If you’re in the ethanol industry, look out. Counting on government support for new coal or natural gas technologies? Head for the hills. In fact, if your industry profits from the production or use of fossil fuels at all, it’s time to take cover.
The 2011 Green Scissors report, published by an unlikely aggregation of advocacy groups — the progressive environmentalist organization Friends of the Earth, the deficit hawks in Taxpayers for Common Sense, consumer watchdog Public Citizen, and conservative free-market think tank The Heartland Institute — identifies $380 billion in potential savings over the next five years.
The real savings coupled with enormous benefits for the environment make these suggestions smart choices for the congressional super-committee charged with finding as much as $1.5 trillion in deficit reduction, coalition members say. “This spending encourages bad behavior and will save the U.S. money,” Ryan Alexander, president of Taxpayers for Common Sense, said during a press conference announcing the report this morning.
The unlikely coalition of partners from the right and left identified more than 20 individual tax credits and direct payments to the oil and gas industry as well as lost revenues from royalty-free leases they say could result in more than $61 billion in savings by 2016.
“Oil companies manage to extract billions from the federal government every year,” said Robert Weissman, president of Public Citizen. “They’re the most unjustified subsidies in the federal budget.”
The report also goes after a few alternative energy resources, including new coal technologies and natural gas.
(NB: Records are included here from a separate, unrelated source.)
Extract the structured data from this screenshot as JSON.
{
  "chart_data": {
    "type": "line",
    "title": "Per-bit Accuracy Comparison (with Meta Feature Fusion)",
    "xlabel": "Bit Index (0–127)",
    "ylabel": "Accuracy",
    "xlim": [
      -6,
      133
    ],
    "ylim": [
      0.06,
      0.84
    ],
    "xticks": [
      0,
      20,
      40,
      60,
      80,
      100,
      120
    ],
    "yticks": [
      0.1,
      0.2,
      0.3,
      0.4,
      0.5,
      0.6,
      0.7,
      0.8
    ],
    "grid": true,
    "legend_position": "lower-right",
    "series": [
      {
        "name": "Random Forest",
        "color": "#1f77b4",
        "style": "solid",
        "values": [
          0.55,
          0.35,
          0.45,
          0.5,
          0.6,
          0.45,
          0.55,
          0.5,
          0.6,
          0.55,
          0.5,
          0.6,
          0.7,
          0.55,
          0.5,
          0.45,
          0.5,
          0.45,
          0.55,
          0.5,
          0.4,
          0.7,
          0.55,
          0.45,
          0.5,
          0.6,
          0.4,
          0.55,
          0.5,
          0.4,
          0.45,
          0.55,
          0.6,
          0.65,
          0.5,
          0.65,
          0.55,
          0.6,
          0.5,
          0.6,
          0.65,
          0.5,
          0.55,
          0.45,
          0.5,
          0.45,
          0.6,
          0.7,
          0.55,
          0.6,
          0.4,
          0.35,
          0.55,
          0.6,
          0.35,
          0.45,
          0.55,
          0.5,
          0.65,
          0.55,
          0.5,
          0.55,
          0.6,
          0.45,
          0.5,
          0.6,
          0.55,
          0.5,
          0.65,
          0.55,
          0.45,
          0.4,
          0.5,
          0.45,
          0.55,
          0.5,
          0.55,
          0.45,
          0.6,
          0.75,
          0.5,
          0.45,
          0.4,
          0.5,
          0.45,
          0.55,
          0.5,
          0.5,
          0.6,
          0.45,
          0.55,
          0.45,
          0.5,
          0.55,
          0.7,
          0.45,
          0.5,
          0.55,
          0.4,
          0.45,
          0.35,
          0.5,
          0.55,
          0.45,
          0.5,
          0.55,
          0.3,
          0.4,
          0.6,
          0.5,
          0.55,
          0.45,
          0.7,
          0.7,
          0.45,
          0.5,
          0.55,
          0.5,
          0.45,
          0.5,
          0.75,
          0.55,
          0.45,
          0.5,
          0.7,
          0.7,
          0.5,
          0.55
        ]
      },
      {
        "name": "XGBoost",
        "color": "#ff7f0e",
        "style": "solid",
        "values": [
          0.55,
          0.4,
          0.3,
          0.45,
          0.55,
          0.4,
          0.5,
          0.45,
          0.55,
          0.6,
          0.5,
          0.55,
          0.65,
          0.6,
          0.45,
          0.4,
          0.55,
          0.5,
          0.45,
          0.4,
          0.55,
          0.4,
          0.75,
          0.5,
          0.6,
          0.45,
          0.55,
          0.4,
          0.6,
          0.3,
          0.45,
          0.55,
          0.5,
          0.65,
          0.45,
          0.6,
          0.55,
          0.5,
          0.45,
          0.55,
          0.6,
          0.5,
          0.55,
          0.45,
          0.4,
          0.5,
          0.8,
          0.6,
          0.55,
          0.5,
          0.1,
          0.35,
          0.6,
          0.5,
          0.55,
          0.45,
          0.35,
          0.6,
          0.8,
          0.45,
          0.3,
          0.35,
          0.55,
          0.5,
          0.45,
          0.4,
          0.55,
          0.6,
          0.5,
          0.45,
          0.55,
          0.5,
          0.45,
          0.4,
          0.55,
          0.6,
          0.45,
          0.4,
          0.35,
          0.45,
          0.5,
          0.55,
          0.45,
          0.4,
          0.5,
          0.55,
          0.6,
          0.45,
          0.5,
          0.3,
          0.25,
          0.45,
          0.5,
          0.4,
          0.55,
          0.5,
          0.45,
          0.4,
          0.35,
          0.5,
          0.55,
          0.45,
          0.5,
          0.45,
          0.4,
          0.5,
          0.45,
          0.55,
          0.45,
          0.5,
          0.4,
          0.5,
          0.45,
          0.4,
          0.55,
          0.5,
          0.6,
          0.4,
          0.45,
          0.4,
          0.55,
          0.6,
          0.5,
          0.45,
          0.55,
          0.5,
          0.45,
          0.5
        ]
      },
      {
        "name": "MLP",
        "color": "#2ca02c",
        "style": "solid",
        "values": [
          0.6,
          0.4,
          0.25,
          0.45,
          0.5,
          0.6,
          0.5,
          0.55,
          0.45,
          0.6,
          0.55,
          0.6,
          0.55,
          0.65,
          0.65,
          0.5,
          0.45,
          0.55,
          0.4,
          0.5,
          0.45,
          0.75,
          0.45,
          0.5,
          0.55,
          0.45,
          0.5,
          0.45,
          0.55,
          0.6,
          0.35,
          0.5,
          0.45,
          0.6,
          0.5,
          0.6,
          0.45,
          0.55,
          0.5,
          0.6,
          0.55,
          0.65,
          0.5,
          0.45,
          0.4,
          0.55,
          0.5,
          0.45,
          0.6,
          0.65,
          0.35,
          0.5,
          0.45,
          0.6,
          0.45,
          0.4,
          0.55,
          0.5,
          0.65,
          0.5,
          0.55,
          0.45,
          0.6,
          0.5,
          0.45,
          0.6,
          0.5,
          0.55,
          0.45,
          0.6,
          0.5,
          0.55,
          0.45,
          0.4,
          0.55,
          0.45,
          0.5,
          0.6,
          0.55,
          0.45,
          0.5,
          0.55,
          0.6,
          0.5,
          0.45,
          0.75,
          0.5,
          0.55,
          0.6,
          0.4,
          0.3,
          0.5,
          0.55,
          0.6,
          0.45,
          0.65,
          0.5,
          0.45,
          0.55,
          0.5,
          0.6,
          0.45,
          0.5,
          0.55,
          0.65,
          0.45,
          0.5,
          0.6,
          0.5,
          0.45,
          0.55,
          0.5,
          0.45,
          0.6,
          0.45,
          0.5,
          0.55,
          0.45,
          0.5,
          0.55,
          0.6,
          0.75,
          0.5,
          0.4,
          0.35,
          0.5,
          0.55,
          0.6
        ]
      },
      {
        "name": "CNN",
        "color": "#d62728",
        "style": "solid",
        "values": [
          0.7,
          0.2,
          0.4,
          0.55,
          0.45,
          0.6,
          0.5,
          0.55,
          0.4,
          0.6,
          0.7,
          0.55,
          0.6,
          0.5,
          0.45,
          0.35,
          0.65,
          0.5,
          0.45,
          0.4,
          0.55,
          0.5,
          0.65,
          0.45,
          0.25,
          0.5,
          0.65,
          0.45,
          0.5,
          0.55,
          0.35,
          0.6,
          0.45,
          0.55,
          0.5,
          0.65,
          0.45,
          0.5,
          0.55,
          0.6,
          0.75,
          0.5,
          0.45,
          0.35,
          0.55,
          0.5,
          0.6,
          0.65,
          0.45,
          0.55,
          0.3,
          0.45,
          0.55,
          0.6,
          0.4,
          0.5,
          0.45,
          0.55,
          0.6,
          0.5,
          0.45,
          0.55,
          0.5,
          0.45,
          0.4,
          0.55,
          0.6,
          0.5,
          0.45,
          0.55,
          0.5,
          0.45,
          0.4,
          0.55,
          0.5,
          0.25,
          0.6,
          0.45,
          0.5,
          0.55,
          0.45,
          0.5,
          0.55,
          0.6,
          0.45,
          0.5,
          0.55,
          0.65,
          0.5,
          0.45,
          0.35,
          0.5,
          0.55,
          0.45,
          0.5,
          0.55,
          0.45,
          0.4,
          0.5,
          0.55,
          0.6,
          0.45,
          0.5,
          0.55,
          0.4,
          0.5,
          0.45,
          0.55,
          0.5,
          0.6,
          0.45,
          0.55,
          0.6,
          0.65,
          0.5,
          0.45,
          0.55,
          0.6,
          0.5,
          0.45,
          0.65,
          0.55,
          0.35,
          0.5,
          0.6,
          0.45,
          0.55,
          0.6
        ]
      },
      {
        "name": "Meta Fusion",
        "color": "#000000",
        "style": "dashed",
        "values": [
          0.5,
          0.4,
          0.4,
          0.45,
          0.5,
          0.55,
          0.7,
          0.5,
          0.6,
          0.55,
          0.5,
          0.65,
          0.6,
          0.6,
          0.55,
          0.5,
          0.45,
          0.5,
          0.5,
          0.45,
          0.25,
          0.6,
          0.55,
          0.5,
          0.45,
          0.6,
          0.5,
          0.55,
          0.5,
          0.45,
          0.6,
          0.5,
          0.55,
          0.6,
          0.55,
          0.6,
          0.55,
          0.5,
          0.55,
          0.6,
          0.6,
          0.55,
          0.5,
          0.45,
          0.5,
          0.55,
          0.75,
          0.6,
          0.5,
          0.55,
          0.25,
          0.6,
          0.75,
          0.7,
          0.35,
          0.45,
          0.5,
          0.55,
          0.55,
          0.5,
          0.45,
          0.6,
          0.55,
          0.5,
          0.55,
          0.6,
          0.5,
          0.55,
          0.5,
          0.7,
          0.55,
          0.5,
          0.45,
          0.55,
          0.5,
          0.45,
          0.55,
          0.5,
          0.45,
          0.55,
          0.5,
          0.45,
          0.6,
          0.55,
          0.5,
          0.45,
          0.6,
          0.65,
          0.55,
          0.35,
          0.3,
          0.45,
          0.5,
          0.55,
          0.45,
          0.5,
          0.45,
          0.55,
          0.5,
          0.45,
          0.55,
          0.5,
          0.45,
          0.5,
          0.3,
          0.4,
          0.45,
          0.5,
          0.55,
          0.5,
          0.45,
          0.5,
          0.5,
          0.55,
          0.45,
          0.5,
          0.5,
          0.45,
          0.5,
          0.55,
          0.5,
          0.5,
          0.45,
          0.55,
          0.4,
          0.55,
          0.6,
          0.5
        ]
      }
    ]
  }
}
Cutting investment in clean coal, liquefied coal and carbon capture and sequestration could result in more than $3 billion in savings, the group says. They also cite the proposed NAT GAS Act — which would provide tax breaks and incentives to encourage the use of natural gas – as holding a potential $5 billion price tag, while increasing the use of fossil fuels. But the main alternative energy target is ethanol.
Ending the Ethanol Excise Tax Credit and eliminating the Renewable Fuels Standard could save the country $56 billion by 2015, according to the report. Those funds currently land in the bank accounts of oil companies and biofuel producers, not family farmers, they say. The subsidies also hurt the environment because corn and cellulosic ethanol production require a lot of land and water and result in excess fertilizer runoff and carbon and particulate emissions.
The group expects that the ethanol credit will lapse at the end of the year as planned, although it was extended as part of a last minute tax deal at the end of 2010. An effort this summer to end the credit early led by conservative Republican Senator Tom Coburn resulted in 73 votes. The group says that bi-partisan agreement on that scale in the Senate leads them to believe that the credit will end as scheduled at the end of 2011.
Other industries are also targeted in the Green Scissors report. The group looked to the agriculture sector to find more than $56 billion in savings, including $30 billion over five years from the elimination of crop insurance and flood insurance subsidies. These subsidies “encourage development in environmentally sensitive areas and disaster prone areas,” according to Eli Lehrer, vice president of Heartland Institute. Crop insurance alone comes with a $6.5 billion per year price tag for the American public, he said.
The road to getting the report’s recommendations enacted will not be an easy one. The effort will require compromise on both sides of the aisle and an understanding that not every elimination of a government subsidy is a tax increase, according to former Republican Representative Robert Inglis.